Helping revitalize impoverished Macon
Sundra Woodford
Sundra Woodford, neighborhood revitalization manager for Macon Area Habitat for Humanity, identifies as black and Southern, but not African American.
“I actually work for a South African and he is African American to me, but he is Caucasian,” she said.
Woodford doesn’t identify strongly with her African heritage so she prefers to be called black.
“The term ‘African American’ throws me sometimes because I don’t really know why that term is so important to some people,” she said. “I feel like I’m a black woman — a negro woman in the South.”

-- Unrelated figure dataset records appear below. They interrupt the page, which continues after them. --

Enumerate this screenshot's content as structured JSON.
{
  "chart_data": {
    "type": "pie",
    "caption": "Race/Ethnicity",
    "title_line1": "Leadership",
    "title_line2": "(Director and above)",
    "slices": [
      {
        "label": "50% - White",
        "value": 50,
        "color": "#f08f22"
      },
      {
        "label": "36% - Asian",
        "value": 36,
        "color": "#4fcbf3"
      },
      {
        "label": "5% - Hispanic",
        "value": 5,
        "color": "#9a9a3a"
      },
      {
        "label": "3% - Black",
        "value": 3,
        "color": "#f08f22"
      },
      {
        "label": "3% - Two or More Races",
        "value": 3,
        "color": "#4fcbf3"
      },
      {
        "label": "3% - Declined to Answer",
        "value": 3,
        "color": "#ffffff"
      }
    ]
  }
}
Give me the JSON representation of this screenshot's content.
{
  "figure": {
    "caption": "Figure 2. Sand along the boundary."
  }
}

Woodford’s Habitat work involves collaborating with lower-class families around Macon to help revitalize their neighborhoods. However rewarding that work may be, sometimes she finds stereotypes interfering with her service in local communities.
“I constantly have to prove myself. [For example,] my intelligence. I have a doctorate degree,” she said. “I constantly find myself having to inform or educate people — mostly white people — about that all black people aren’t the same and we are just as diverse as any other race.”
On the flip side, working with predominantly black communities often pushes her to the outside because of her proper speech and professional manner.
“I remember I used to drive a BMW and pulling up to low income areas in that car made people in those communities make assumptions,” she said. “They put me in a box and I don’t want to stay in that box.”